Tests of the episodic mass accretion model for low-mass star formation

A wide range of observed luminosities of young forming stars conflicts with predictions of the standard star formation model, which features a constant accretion rate. To resolve this discrepancy, an episodic accretion model has been suggested. The focus of this dissertation is to test this model in low mass star formation. I present new observations of the CB130 region. The observed photometric data from Spitzer and ground-based telescopes are used to determine the luminosity, and radiative transfer modeling of dust and gas are used to characterize the envelope and disk.

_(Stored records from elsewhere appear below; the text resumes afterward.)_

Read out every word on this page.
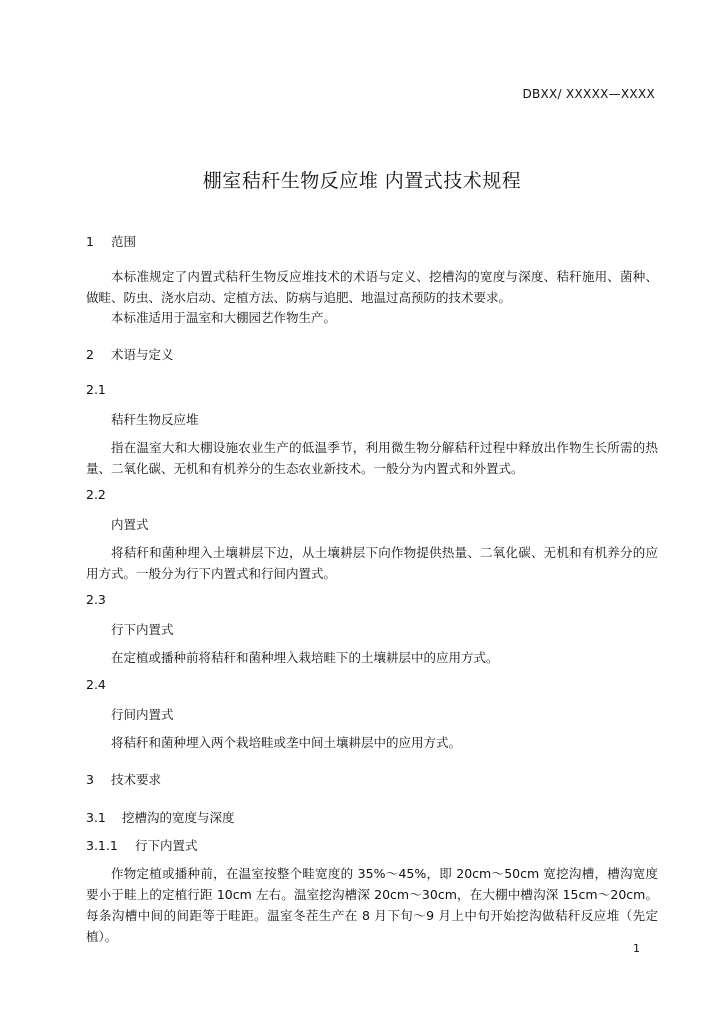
DBXX/ XXXXX—XXXX
棚室秸秆生物反应堆 内置式技术规程
1 范围
本标准规定了内置式秸秆生物反应堆技术的术语与定义、挖槽沟的宽度与深度、秸秆施用、菌种、做畦、防虫、浇水启动、定植方法、防病与追肥、地温过高预防的技术要求。
本标准适用于温室和大棚园艺作物生产。
2 术语与定义
2.1
秸秆生物反应堆
指在温室大和大棚设施农业生产的低温季节，利用微生物分解秸秆过程中释放出作物生长所需的热量、二氧化碳、无机和有机养分的生态农业新技术。一般分为内置式和外置式。
2.2
内置式
将秸秆和菌种埋入土壤耕层下边，从土壤耕层下向作物提供热量、二氧化碳、无机和有机养分的应用方式。一般分为行下内置式和行间内置式。
2.3
行下内置式
在定植或播种前将秸秆和菌种埋入栽培畦下的土壤耕层中的应用方式。
2.4
行间内置式
将秸秆和菌种埋入两个栽培畦或垄中间土壤耕层中的应用方式。
3 技术要求
3.1 挖槽沟的宽度与深度
3.1.1 行下内置式
作物定植或播种前，在温室按整个畦宽度的 35%～45%，即 20cm～50cm 宽挖沟槽，槽沟宽度要小于畦上的定植行距 10cm 左右。温室挖沟槽深 20cm～30cm，在大棚中槽沟深 15cm～20cm。每条沟槽中间的间距等于畦距。温室冬茬生产在 8 月下旬～9 月上中旬开始挖沟做秸秆反应堆（先定植）。
1
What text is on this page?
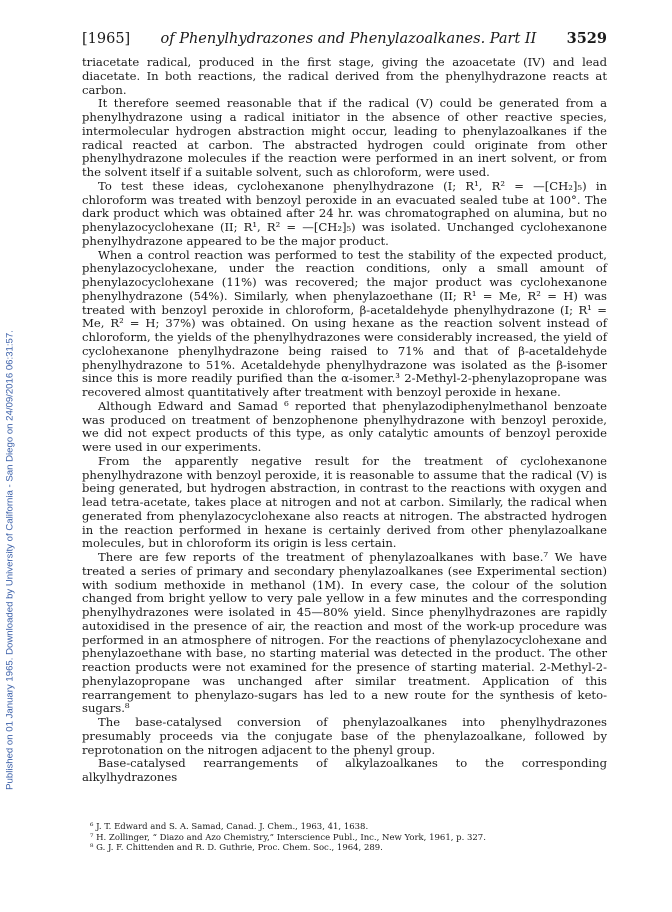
Published on 01 January 1965. Downloaded by University of California - San Diego on 24/09/2016 06:31:57.
[1965] of Phenylhydrazones and Phenylazoalkanes. Part II 3529

triacetate radical, produced in the first stage, giving the azoacetate (IV) and lead diacetate. In both reactions, the radical derived from the phenylhydrazone reacts at carbon.

It therefore seemed reasonable that if the radical (V) could be generated from a phenylhydrazone using a radical initiator in the absence of other reactive species, intermolecular hydrogen abstraction might occur, leading to phenylazoalkanes if the radical reacted at carbon. The abstracted hydrogen could originate from other phenylhydrazone molecules if the reaction were performed in an inert solvent, or from the solvent itself if a suitable solvent, such as chloroform, were used.

To test these ideas, cyclohexanone phenylhydrazone (I; R¹, R² = —[CH₂]₅) in chloroform was treated with benzoyl peroxide in an evacuated sealed tube at 100°. The dark product which was obtained after 24 hr. was chromatographed on alumina, but no phenylazocyclohexane (II; R¹, R² = —[CH₂]₅) was isolated. Unchanged cyclohexanone phenylhydrazone appeared to be the major product.

When a control reaction was performed to test the stability of the expected product, phenylazocyclohexane, under the reaction conditions, only a small amount of phenylazocyclohexane (11%) was recovered; the major product was cyclohexanone phenylhydrazone (54%). Similarly, when phenylazoethane (II; R¹ = Me, R² = H) was treated with benzoyl peroxide in chloroform, β-acetaldehyde phenylhydrazone (I; R¹ = Me, R² = H; 37%) was obtained. On using hexane as the reaction solvent instead of chloroform, the yields of the phenylhydrazones were considerably increased, the yield of cyclohexanone phenylhydrazone being raised to 71% and that of β-acetaldehyde phenylhydrazone to 51%. Acetaldehyde phenylhydrazone was isolated as the β-isomer since this is more readily purified than the α-isomer.³ 2-Methyl-2-phenylazopropane was recovered almost quantitatively after treatment with benzoyl peroxide in hexane.

Although Edward and Samad ⁶ reported that phenylazodiphenylmethanol benzoate was produced on treatment of benzophenone phenylhydrazone with benzoyl peroxide, we did not expect products of this type, as only catalytic amounts of benzoyl peroxide were used in our experiments.

From the apparently negative result for the treatment of cyclohexanone phenylhydrazone with benzoyl peroxide, it is reasonable to assume that the radical (V) is being generated, but hydrogen abstraction, in contrast to the reactions with oxygen and lead tetra-acetate, takes place at nitrogen and not at carbon. Similarly, the radical when generated from phenylazocyclohexane also reacts at nitrogen. The abstracted hydrogen in the reaction performed in hexane is certainly derived from other phenylazoalkane molecules, but in chloroform its origin is less certain.

There are few reports of the treatment of phenylazoalkanes with base.⁷ We have treated a series of primary and secondary phenylazoalkanes (see Experimental section) with sodium methoxide in methanol (1M). In every case, the colour of the solution changed from bright yellow to very pale yellow in a few minutes and the corresponding phenylhydrazones were isolated in 45—80% yield. Since phenylhydrazones are rapidly autoxidised in the presence of air, the reaction and most of the work-up procedure was performed in an atmosphere of nitrogen. For the reactions of phenylazocyclohexane and phenylazoethane with base, no starting material was detected in the product. The other reaction products were not examined for the presence of starting material. 2-Methyl-2-phenylazopropane was unchanged after similar treatment. Application of this rearrangement to phenylazo-sugars has led to a new route for the synthesis of keto-sugars.⁸

The base-catalysed conversion of phenylazoalkanes into phenylhydrazones presumably proceeds via the conjugate base of the phenylazoalkane, followed by reprotonation on the nitrogen adjacent to the phenyl group.

Base-catalysed rearrangements of alkylazoalkanes to the corresponding alkylhydrazones

⁶ J. T. Edward and S. A. Samad, Canad. J. Chem., 1963, 41, 1638.
⁷ H. Zollinger, “ Diazo and Azo Chemistry,” Interscience Publ., Inc., New York, 1961, p. 327.
⁸ G. J. F. Chittenden and R. D. Guthrie, Proc. Chem. Soc., 1964, 289.
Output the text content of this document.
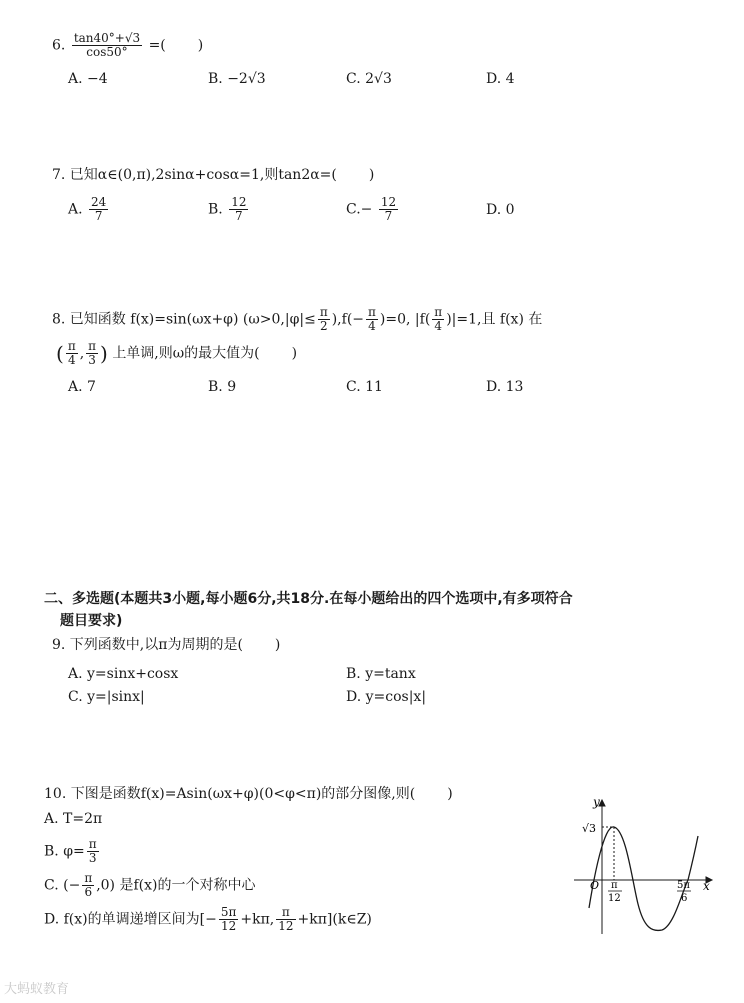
6. $\frac{\tan 40^\circ+√3}{\cos 50^\circ}$ =( )
A. −4	B. −2√3	C. 2√3	D. 4
7. 已知α∈(0,π),2sinα+cosα=1,则tan2α=( )
A. $\frac{24}{7}$	B. $\frac{12}{7}$	$C.- \frac{12}{7}$	D. 0
8. 已知函数 f(x)=sin(ωx+φ) $(\omega>0,|\varphi|\le \frac{\pi}{2} ),f(- \frac{\pi}{4} )=0$, $|f( \frac{\pi}{4} )|=1$,且 f(x) 在
( $\frac{\pi}{4}$ , $\frac{\pi}{3}$ ) 上单调,则ω的最大值为( )
A. 7	B. 9	C. 11	D. 13
二、多选题(本题共3小题,每小题6分,共18分.在每小题给出的四个选项中,有多项符合
题目要求)
9. 下列函数中,以π为周期的是( )
A. y=sinx+cosx	B. y=tanx
C. y=|sinx|	D. y=cos|x|
10. 下图是函数f(x)=Asin(ωx+φ)(0<φ<π)的部分图像,则( )
A. T=2π
B. $\varphi= \frac{\pi}{3}$
C. (− $\frac{\pi}{6} ,0$) 是f(x)的一个对称中心
D. f(x)的单调递增区间为[− $\frac{5\pi}{12} +k\pi$, $\frac{\pi}{12}$ +kπ](k∈Z)
y
x
O
√3
π
12
5π
6
大蚂蚁教育
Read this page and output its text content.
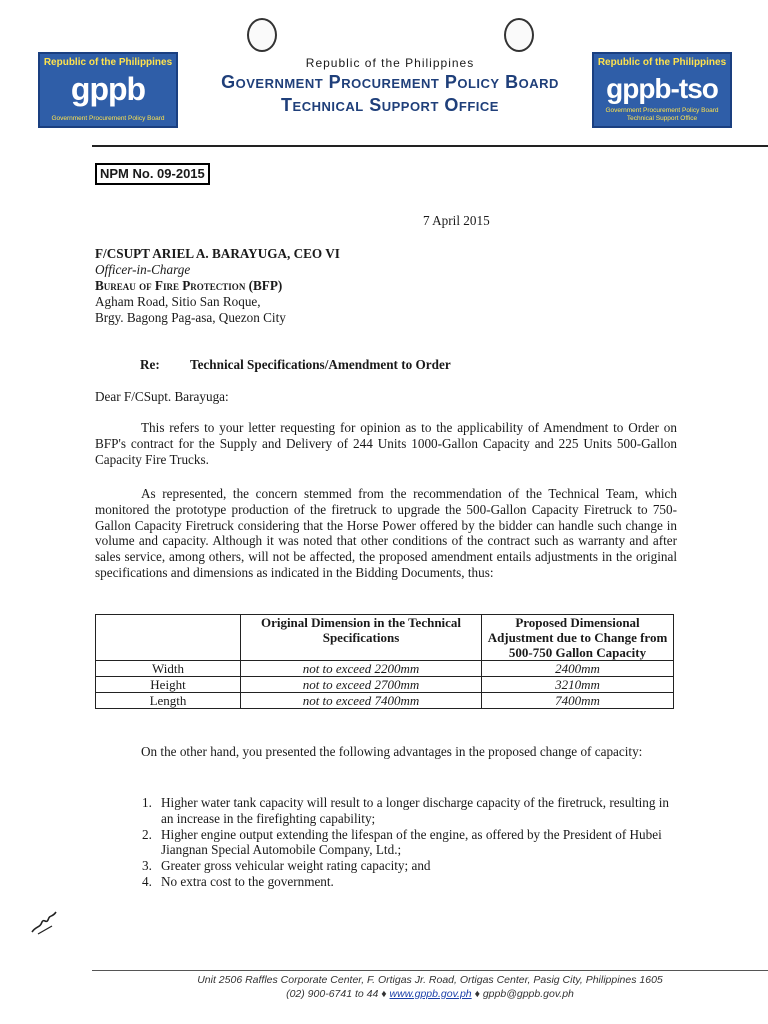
Republic of the Philippines
gppb
Government Procurement Policy Board
Republic of the Philippines
Government Procurement Policy Board
Technical Support Office
Republic of the Philippines
gppb-tso
Government Procurement Policy Board
Technical Support Office
NPM No. 09-2015
7 April 2015
F/CSUPT ARIEL A. BARAYUGA, CEO VI
Officer-in-Charge
Bureau of Fire Protection (BFP)
Agham Road, Sitio San Roque,
Brgy. Bagong Pag-asa, Quezon City
Re: Technical Specifications/Amendment to Order
Dear F/CSupt. Barayuga:
This refers to your letter requesting for opinion as to the applicability of Amendment to Order on BFP's contract for the Supply and Delivery of 244 Units 1000-Gallon Capacity and 225 Units 500-Gallon Capacity Fire Trucks.
As represented, the concern stemmed from the recommendation of the Technical Team, which monitored the prototype production of the firetruck to upgrade the 500-Gallon Capacity Firetruck to 750-Gallon Capacity Firetruck considering that the Horse Power offered by the bidder can handle such change in volume and capacity. Although it was noted that other conditions of the contract such as warranty and after sales service, among others, will not be affected, the proposed amendment entails adjustments in the original specifications and dimensions as indicated in the Bidding Documents, thus:
	Original Dimension in the Technical Specifications	Proposed Dimensional Adjustment due to Change from 500-750 Gallon Capacity
Width	not to exceed 2200mm	2400mm
Height	not to exceed 2700mm	3210mm
Length	not to exceed 7400mm	7400mm
On the other hand, you presented the following advantages in the proposed change of capacity:
1. Higher water tank capacity will result to a longer discharge capacity of the firetruck, resulting in an increase in the firefighting capability;
2. Higher engine output extending the lifespan of the engine, as offered by the President of Hubei Jiangnan Special Automobile Company, Ltd.;
3. Greater gross vehicular weight rating capacity; and
4. No extra cost to the government.
Unit 2506 Raffles Corporate Center, F. Ortigas Jr. Road, Ortigas Center, Pasig City, Philippines 1605
(02) 900-6741 to 44 ♦ www.gppb.gov.ph ♦ gppb@gppb.gov.ph
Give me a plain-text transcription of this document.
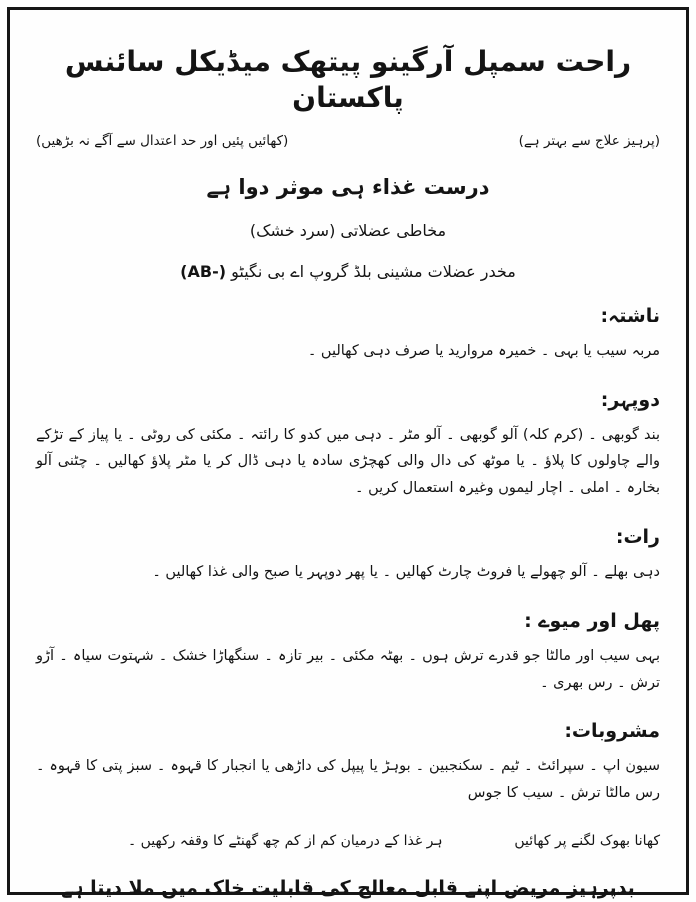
راحت سمپل آرگینو پیتھک میڈیکل سائنس پاکستان
(پرہیز علاج سے بہتر ہے)
(کھائیں پئیں اور حد اعتدال سے آگے نہ بڑھیں)
درست غذاء ہی موثر دوا ہے
مخاطی عضلاتی (سرد خشک)
مخدر عضلات مشینی بلڈ گروپ اے بی نگیٹو (AB-)
ناشتہ:
مربہ سیب یا بہی ۔ خمیرہ مروارید یا صرف دہی کھالیں ۔
دوپہر:
بند گوبھی ۔ (کرم کلہ) آلو گوبھی ۔ آلو مٹر ۔ دہی میں کدو کا رائتہ ۔ مکئی کی روٹی ۔ یا پیاز کے تڑکے والے چاولوں کا پلاؤ ۔ یا موٹھ کی دال والی کھچڑی سادہ یا دہی ڈال کر یا مٹر پلاؤ کھالیں ۔ چٹنی آلو بخارہ ۔ املی ۔ اچار لیموں وغیرہ استعمال کریں ۔
رات:
دہی بھلے ۔ آلو چھولے یا فروٹ چارٹ کھالیں ۔ یا پھر دوپہر یا صبح والی غذا کھالیں ۔
پھل اور میوے :
بہی سیب اور مالٹا جو قدرے ترش ہوں ۔ بھٹہ مکئی ۔ بیر تازہ ۔ سنگھاڑا خشک ۔ شہتوت سیاہ ۔ آڑو ترش ۔ رس بھری ۔
مشروبات:
سیون اپ ۔ سپرائٹ ۔ ٹیم ۔ سکنجبین ۔ بوہڑ یا پیپل کی داڑھی یا انجبار کا قہوہ ۔ سبز پتی کا قہوہ ۔ رس مالٹا ترش ۔ سیب کا جوس
کھانا بھوک لگنے پر کھائیں
ہر غذا کے درمیان کم از کم چھ گھنٹے کا وقفہ رکھیں ۔
بدپرہیز مریض اپنے قابل معالج کی قابلیت خاک میں ملا دیتا ہے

I compare molecular line observations to models to constrain the chemical characteristics and abundance variations. Based on the chemical model result and molecular line observations, the low luminosity of the embedded protostar is explained better as a quiescent stage between episodic accretion bursts rather than as the first hydrostatic core stage. I present CO₂ ice observations toward 19 low luminosity embedded protostars. About half of the sources have evidence for pure CO₂ ice, and six have significant double-peaked features, which are strong evidence of pure CO₂ ice. The presence of detectable amounts of pure CO₂ ice signify a higher past luminosity, consistent with the past high accretion. Using chemical evolution modeling, the episodic accretion scenario, in which mixed CO-CO₂ ice is converted to pure CO₂ ice during each high luminosity phase, explains the presence of pure CO₂ ice, the total amount of CO₂ ice, and the observed residual C18O gas. I used CARMA to observe a sample of embedded protostars that spans the full range of protostellar luminosities, especially lower luminosity sources. The standard model predicts the disk mass increases steadily while the episodic accretion model predicts no clear relationship between disk mass and bolometric temperature. Masses of six detected disks spread out regardless of bolometric temperature. With the pure CO₂ ice detection, I can explain disk masses of the source in the context of episodic mass accretion. I conclude that episodic mass accretion provides a good explanation of the low luminosity of protostars, molecular line strength, pure CO₂ ice detection, total CO₂ ice amount and spread of disk masses.